Translation Heads: Unveiling Attention's Role in LLM Multilingual Translation
Abstract
Recently, large language models (LLMs) have made remarkable progress, with multilingual capability emerging as a core foundational strengths. However, the internal mechanisms by which these models perform translation remain incompletely understood. In this paper, we elucidate the relationship between the attention mechanism in LLMs and their translation abilities. We find that certain attention heads, which we term token alignment heads, are specifically responsible for mapping tokens from the source language to the target language during inference.

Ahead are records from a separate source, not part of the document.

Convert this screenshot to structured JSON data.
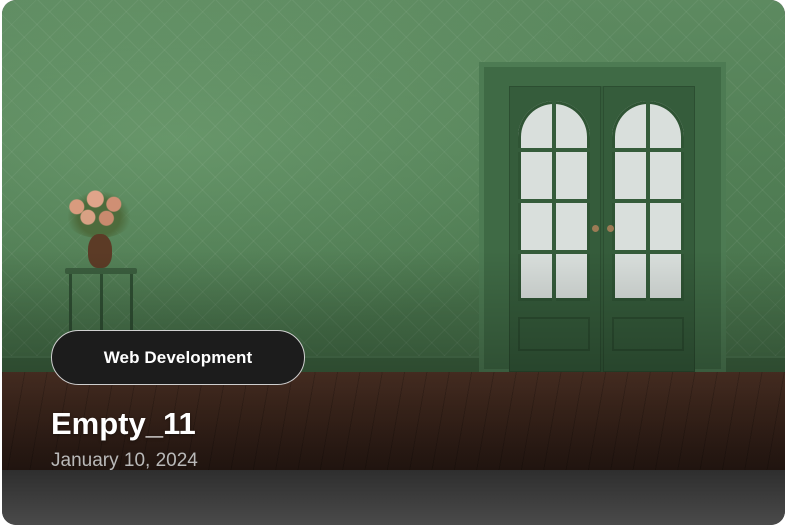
{
  "card": {
    "category_tag": "Web Development",
    "title": "Empty_11",
    "date": "January 10, 2024"
  },
  "colors": {
    "tag_background": "#1c1c1c",
    "wall": "#4f7c53",
    "floor": "#4a2e22"
  }
}
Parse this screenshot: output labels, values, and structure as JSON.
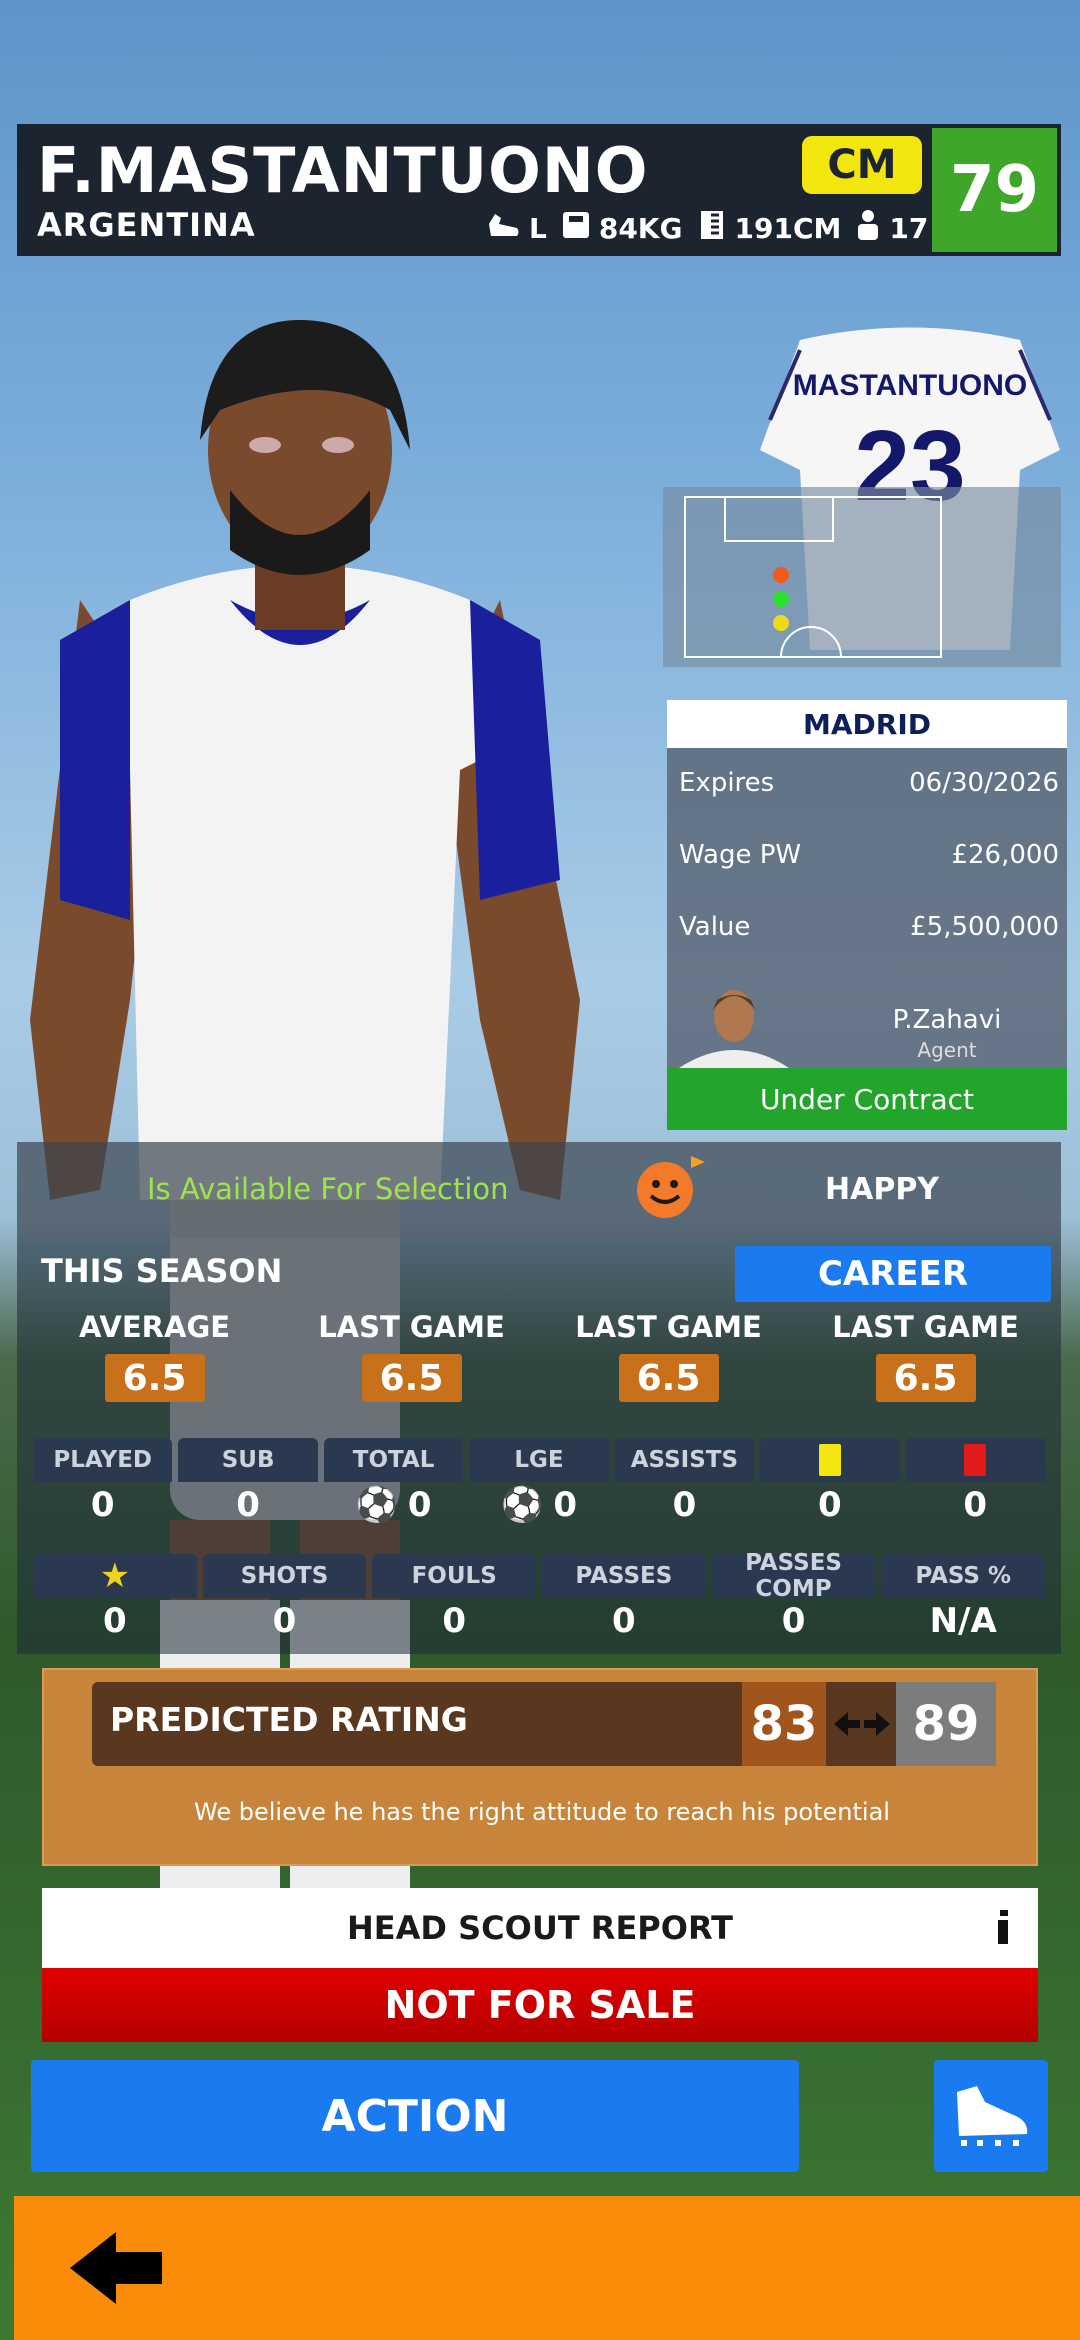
{
  "player": {
    "name": "F.MASTANTUONO",
    "nation": "ARGENTINA",
    "foot": "L",
    "weight": "84KG",
    "height": "191CM",
    "age": "17",
    "position": "CM",
    "rating": "79"
  },
  "jersey": {
    "name": "MASTANTUONO",
    "number": "23"
  },
  "contract": {
    "club": "MADRID",
    "expires_label": "Expires",
    "expires": "06/30/2026",
    "wage_label": "Wage PW",
    "wage": "£26,000",
    "value_label": "Value",
    "value": "£5,500,000",
    "agent_name": "P.Zahavi",
    "agent_label": "Agent",
    "status": "Under Contract"
  },
  "availability": {
    "text": "Is Available For Selection",
    "morale": "HAPPY"
  },
  "season": {
    "label": "THIS SEASON",
    "career_button": "CAREER",
    "ratings": [
      {
        "label": "AVERAGE",
        "value": "6.5"
      },
      {
        "label": "LAST GAME",
        "value": "6.5"
      },
      {
        "label": "LAST GAME",
        "value": "6.5"
      },
      {
        "label": "LAST GAME",
        "value": "6.5"
      }
    ],
    "row1": [
      {
        "label": "PLAYED",
        "value": "0"
      },
      {
        "label": "SUB",
        "value": "0"
      },
      {
        "label": "TOTAL",
        "value": "0"
      },
      {
        "label": "LGE",
        "value": "0"
      },
      {
        "label": "ASSISTS",
        "value": "0"
      },
      {
        "label": "",
        "value": "0"
      },
      {
        "label": "",
        "value": "0"
      }
    ],
    "row2": [
      {
        "label": "",
        "value": "0"
      },
      {
        "label": "SHOTS",
        "value": "0"
      },
      {
        "label": "FOULS",
        "value": "0"
      },
      {
        "label": "PASSES",
        "value": "0"
      },
      {
        "label": "PASSES COMP",
        "value": "0"
      },
      {
        "label": "PASS %",
        "value": "N/A"
      }
    ]
  },
  "predicted": {
    "label": "PREDICTED RATING",
    "min": "83",
    "max": "89",
    "text": "We believe he has the right attitude to reach his potential"
  },
  "scout": {
    "label": "HEAD SCOUT REPORT",
    "sale_status": "NOT FOR SALE"
  },
  "action": {
    "label": "ACTION"
  },
  "colors": {
    "accent_blue": "#1a7af0",
    "orange": "#fb8c0a",
    "rating_green": "#3ea629",
    "position_yellow": "#f3e60f",
    "sale_red": "#d00000"
  }
}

Through a systematic investigation across various models, we confirm that these token alignment heads exhibit several key characteristics: (1) Universality: They are present in all LLMs we studied. (2) Sparsity: They constitute only a small fraction of all attention heads. (3) Consistency: The set of token alignment heads activated by the model shows strong consistency across different language pairs. (4) Causality: Interventionally removing these heads leads to a sharp decline in the model's translation performance, while randomly removing non-token alignment heads has little impact on translation ability. (5) Functional Specificity: Ablating token alignment heads disproportionately harms translation but has a varied impact on other multilingual tasks. We also traced the formation of token alignment heads during pre-training, revealing an evolutionary path of rapid proliferation, stabilization, and eventual pruning. Furthermore we leverage these token alignment heads to filter multilingual training data, and our experiments show that these data could enhance translation capabilities of the models.